Here’s what I’ve got so far:

apiVersion: networking.k8s.io/v1
kind: Ingress
metadata:
  name: cdn-ingress
  annotations:
    kubernetes.io/ingress.class: "gce"
spec:
  rules:
  - host: cdn.example.com
    http:
      paths:
      - path: /*
        pathType: ImplementationSpecific
        backend:
          service:
            name: cdn-service
            port:
              number: 80

---
apiVersion: v1
kind: Service
metadata:
  name: cdn-service
  annotations:
    cloud.google.com/neg: '{"ingress": true}'
    cloud.google.com/backend-config: '{"default": "cdn-backendconfig"}'
spec:
  ports:
    - port: 80
      targetPort: 8080
  clusterIP: None
  selector:
    app: cdn-app

---
apiVersion: cloud.google.com/v1
kind: BackendConfig
metadata:
  name: cdn-backendconfig
spec:
  securityPolicy:
    name: backend-security-policy
  cdn:
    enabled: true

This works for the backend security policy, but I can’t figure out how to add the edge policy too. In the GCP console, you can just target both policies to the same backend service. But in Helm, it looks like you can only have one BackendConfig with one security policy.

Any ideas on how to make this work? Thanks in advance!

hey there! have u tried using the networkpolicy resource? it might help u apply multiple security policies. something like:

apiVersion: networking.k8s.io/v1
kind: NetworkPolicy
metadata:
  name: cdn-policy
spec:
  podSelector:
    matchLabels:
      app: cdn-app
  policyTypes:
  - Ingress
  - Egress

this could give u more control over traffic. just a thought!
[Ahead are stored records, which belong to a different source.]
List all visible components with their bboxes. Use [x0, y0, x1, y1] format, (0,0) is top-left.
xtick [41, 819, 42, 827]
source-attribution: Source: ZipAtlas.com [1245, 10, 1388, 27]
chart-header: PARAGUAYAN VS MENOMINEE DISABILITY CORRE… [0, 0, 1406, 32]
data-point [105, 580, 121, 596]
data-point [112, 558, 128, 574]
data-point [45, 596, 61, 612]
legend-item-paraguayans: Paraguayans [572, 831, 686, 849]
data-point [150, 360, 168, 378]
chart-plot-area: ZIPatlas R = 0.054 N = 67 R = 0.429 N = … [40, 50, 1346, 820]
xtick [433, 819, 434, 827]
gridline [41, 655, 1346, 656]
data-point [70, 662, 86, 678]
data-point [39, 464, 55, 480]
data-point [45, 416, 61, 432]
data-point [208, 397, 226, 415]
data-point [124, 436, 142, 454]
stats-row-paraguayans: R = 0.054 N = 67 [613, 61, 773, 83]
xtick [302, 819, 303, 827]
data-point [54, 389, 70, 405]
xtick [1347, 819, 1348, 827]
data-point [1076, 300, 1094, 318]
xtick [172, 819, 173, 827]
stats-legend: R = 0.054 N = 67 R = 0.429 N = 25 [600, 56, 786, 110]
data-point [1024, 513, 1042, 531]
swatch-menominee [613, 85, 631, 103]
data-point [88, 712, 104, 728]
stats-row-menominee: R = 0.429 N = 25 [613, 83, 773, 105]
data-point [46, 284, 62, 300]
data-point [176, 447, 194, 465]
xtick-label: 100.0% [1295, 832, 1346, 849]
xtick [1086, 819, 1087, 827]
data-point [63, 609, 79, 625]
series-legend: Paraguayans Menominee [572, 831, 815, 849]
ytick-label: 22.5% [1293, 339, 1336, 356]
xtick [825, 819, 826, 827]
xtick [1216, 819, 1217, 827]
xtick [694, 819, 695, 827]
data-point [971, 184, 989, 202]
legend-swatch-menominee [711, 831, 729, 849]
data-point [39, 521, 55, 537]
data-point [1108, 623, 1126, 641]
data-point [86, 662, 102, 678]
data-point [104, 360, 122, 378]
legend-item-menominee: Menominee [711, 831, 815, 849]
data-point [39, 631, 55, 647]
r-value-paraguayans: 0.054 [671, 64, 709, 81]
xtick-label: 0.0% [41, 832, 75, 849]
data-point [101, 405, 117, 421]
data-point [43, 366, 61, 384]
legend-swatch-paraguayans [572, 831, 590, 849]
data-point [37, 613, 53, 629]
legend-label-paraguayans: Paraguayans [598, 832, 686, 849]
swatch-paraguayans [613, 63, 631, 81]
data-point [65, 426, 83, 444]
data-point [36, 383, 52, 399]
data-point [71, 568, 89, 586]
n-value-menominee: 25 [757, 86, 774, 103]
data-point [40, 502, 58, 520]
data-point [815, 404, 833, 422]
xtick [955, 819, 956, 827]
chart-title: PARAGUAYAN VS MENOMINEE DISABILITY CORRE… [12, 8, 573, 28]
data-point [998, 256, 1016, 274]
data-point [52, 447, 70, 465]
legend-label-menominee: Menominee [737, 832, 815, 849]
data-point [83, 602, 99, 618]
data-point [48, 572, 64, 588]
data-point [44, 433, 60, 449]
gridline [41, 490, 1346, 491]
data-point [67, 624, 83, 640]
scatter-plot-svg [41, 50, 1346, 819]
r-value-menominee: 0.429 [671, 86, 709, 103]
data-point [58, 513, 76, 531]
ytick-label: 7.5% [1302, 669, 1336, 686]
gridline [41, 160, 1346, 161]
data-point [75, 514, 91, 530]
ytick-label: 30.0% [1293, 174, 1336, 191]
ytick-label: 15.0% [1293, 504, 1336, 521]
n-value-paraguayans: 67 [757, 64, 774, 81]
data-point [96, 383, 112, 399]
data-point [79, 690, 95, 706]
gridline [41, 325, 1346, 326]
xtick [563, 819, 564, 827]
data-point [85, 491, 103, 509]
hey lu_57read! that’s a tricky one. have you tried using the cloud.google.com/security-policy annotation on the ingress resource? it might let you apply the edge policy separately. something like:

metadata:
  annotations:
    cloud.google.com/security-policy: edge-security-policy

just curious - what kind of security measures are you trying to implement? maybe there’s another approach we could explore?
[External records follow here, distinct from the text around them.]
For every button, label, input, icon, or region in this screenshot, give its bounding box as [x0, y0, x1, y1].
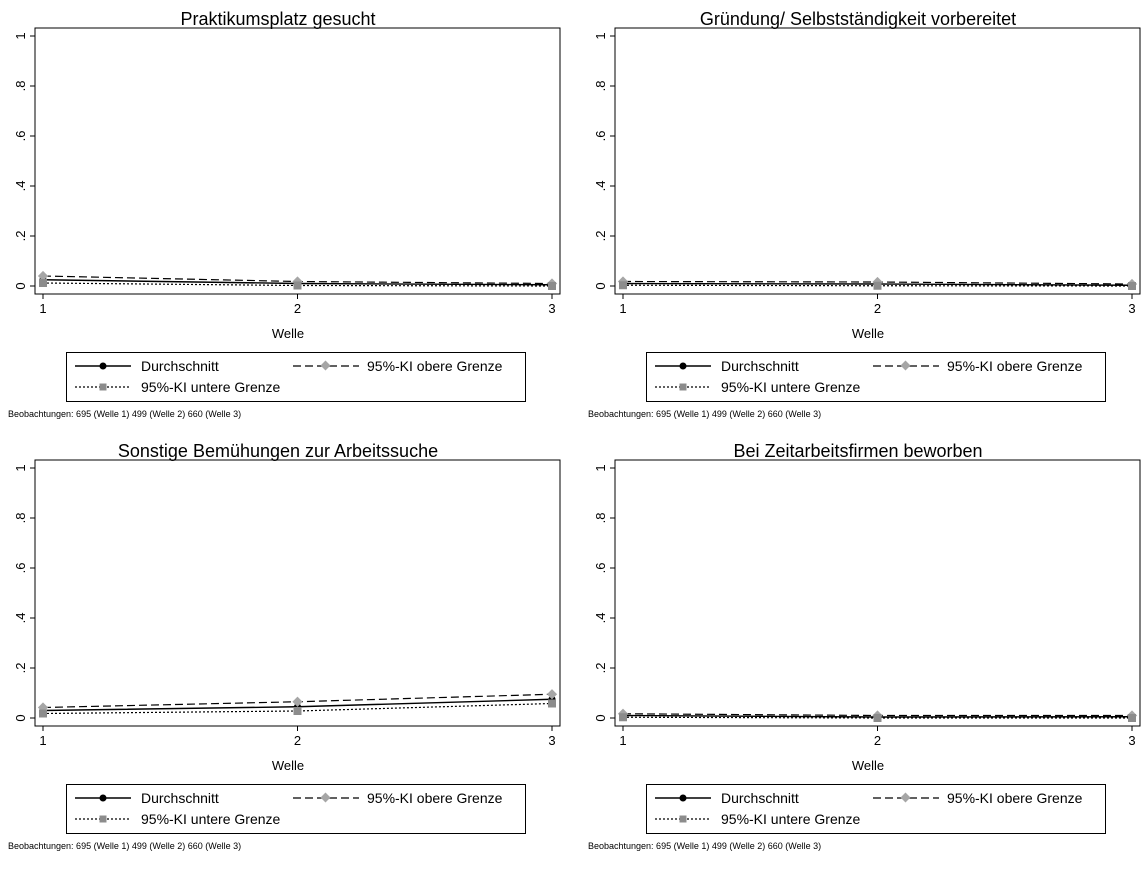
lower-ci-point: [619, 713, 627, 722]
chart-panel: Sonstige Bemühungen zur Arbeitssuche 0 .2…: [0, 440, 561, 870]
y-tick-label: .2: [13, 231, 28, 242]
y-tick-label: .2: [13, 663, 28, 674]
y-tick-label: .8: [13, 513, 28, 524]
y-tick-label: .2: [593, 231, 608, 242]
legend: Durchschnitt 95%-KI obere Grenze 95%-KI …: [66, 784, 526, 834]
chart-title: Sonstige Bemühungen zur Arbeitssuche: [117, 441, 439, 461]
legend-label: 95%-KI untere Grenze: [141, 379, 281, 395]
x-tick-label: 3: [1128, 733, 1135, 748]
y-tick-label: 0: [13, 282, 28, 289]
x-tick-label: 2: [874, 733, 881, 748]
plot-area: 0 .2 .4 .6 .8 1 1 2 3: [593, 27, 1141, 316]
upper-ci-point: [292, 696, 303, 707]
y-tick-label: .6: [593, 131, 608, 142]
upper-ci-point: [546, 689, 558, 700]
x-tick-label: 2: [294, 733, 301, 748]
y-tick-label: .6: [593, 563, 608, 574]
lower-ci-point: [873, 714, 882, 722]
legend-label: 95%-KI untere Grenze: [721, 811, 861, 827]
chart-panel: Gründung/ Selbstständigkeit vorbereitet …: [580, 8, 1141, 438]
y-tick-label: .8: [593, 81, 608, 92]
legend: Durchschnitt 95%-KI obere Grenze 95%-KI …: [66, 352, 526, 402]
x-axis-label: Welle: [271, 758, 305, 773]
plot-area: 0 .2 .4 .6 .8 1 1 2 3: [13, 459, 561, 748]
x-tick-label: 1: [39, 301, 46, 316]
y-tick-label: .8: [593, 513, 608, 524]
x-tick-label: 1: [619, 733, 626, 748]
lower-ci-point: [873, 281, 882, 290]
observation-note: Beobachtungen: 695 (Welle 1) 499 (Welle …: [588, 409, 822, 419]
y-tick-label: .8: [13, 81, 28, 92]
plot-frame: [614, 459, 1141, 727]
x-tick-label: 3: [548, 733, 555, 748]
y-tick-label: .6: [13, 131, 28, 142]
lower-ci-point: [1128, 282, 1136, 290]
x-axis-label: Welle: [271, 326, 305, 341]
lower-ci-point: [548, 699, 556, 708]
legend-label: Durchschnitt: [141, 790, 219, 806]
legend-label: Durchschnitt: [721, 790, 799, 806]
y-tick-label: 1: [13, 32, 28, 39]
x-axis-label: Welle: [851, 758, 885, 773]
y-tick-label: .4: [593, 613, 608, 624]
x-axis-label: Welle: [851, 326, 885, 341]
y-tick-label: 0: [593, 714, 608, 721]
observation-note: Beobachtungen: 695 (Welle 1) 499 (Welle …: [588, 841, 822, 851]
legend-label: 95%-KI obere Grenze: [947, 358, 1083, 374]
observation-note: Beobachtungen: 695 (Welle 1) 499 (Welle …: [8, 409, 242, 419]
plot-area: 0 .2 .4 .6 .8 1 1 2 3: [593, 459, 1141, 748]
legend-label: 95%-KI untere Grenze: [141, 811, 281, 827]
x-tick-label: 2: [294, 301, 301, 316]
lower-ci-line: [42, 282, 553, 287]
lower-ci-point: [293, 707, 302, 715]
plot-area: 0 .2 .4 .6 .8 1 1 2 3: [13, 27, 561, 316]
y-tick-label: 1: [593, 32, 608, 39]
legend: Durchschnitt 95%-KI obere Grenze 95%-KI …: [646, 352, 1106, 402]
lower-ci-point: [548, 282, 556, 290]
chart-panel: Praktikumsplatz gesucht 0 .2 .4 .6 .8 1 1 2 3 We…: [0, 8, 561, 438]
lower-ci-point: [619, 281, 627, 290]
observation-note: Beobachtungen: 695 (Welle 1) 499 (Welle …: [8, 841, 242, 851]
y-tick-label: .4: [13, 181, 28, 192]
y-tick-label: .4: [13, 613, 28, 624]
lower-ci-line: [622, 716, 1132, 719]
y-tick-label: 0: [13, 714, 28, 721]
plot-frame: [34, 459, 561, 727]
y-tick-label: 1: [13, 464, 28, 471]
y-tick-label: .6: [13, 563, 28, 574]
legend: Durchschnitt 95%-KI obere Grenze 95%-KI …: [646, 784, 1106, 834]
lower-ci-line: [622, 284, 1133, 287]
x-tick-label: 3: [1128, 301, 1135, 316]
y-tick-label: .2: [593, 663, 608, 674]
lower-ci-point: [39, 279, 47, 287]
plot-frame: [34, 27, 561, 295]
x-tick-label: 1: [619, 301, 626, 316]
legend-label: Durchschnitt: [721, 358, 799, 374]
y-tick-label: 1: [593, 464, 608, 471]
legend-label: 95%-KI untere Grenze: [721, 379, 861, 395]
plot-frame: [614, 27, 1141, 295]
lower-ci-line: [42, 702, 553, 715]
y-tick-label: 0: [593, 282, 608, 289]
chart-title: Gründung/ Selbstständigkeit vorbereitet: [699, 9, 1017, 29]
x-tick-label: 2: [874, 301, 881, 316]
y-tick-label: .4: [593, 181, 608, 192]
chart-title: Praktikumsplatz gesucht: [180, 9, 376, 29]
lower-ci-point: [293, 281, 302, 290]
x-tick-label: 1: [39, 733, 46, 748]
chart-panel: Bei Zeitarbeitsfirmen beworben 0 .2 .4 .6 .8…: [580, 440, 1141, 870]
lower-ci-point: [1128, 714, 1136, 722]
x-tick-label: 3: [548, 301, 555, 316]
legend-label: 95%-KI obere Grenze: [367, 358, 503, 374]
legend-label: Durchschnitt: [141, 358, 219, 374]
lower-ci-point: [39, 709, 47, 718]
legend-label: 95%-KI obere Grenze: [367, 790, 503, 806]
chart-title: Bei Zeitarbeitsfirmen beworben: [733, 441, 983, 461]
legend-label: 95%-KI obere Grenze: [947, 790, 1083, 806]
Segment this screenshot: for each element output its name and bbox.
I’ve encountered a similar challenge with GCP CDN security policies. One approach that worked for me was utilizing the ‘FrontendConfig’ resource in addition to the BackendConfig. This allows you to specify both edge and backend security policies separately.

Try adding a FrontendConfig resource to your Helm chart:

apiVersion: networking.gke.io/v1beta1
kind: FrontendConfig
metadata:
  name: cdn-frontendconfig
spec:
  sslPolicy: edge-ssl-policy
  redirectToHttps:
    enabled: true

Then, reference this FrontendConfig in your Ingress annotations:

annotations:
  networking.gke.io/v1beta1.FrontendConfig: cdn-frontendconfig

This setup should allow you to maintain your existing backend security policy while adding edge security measures. Remember to adjust the policy names and settings to match your specific requirements.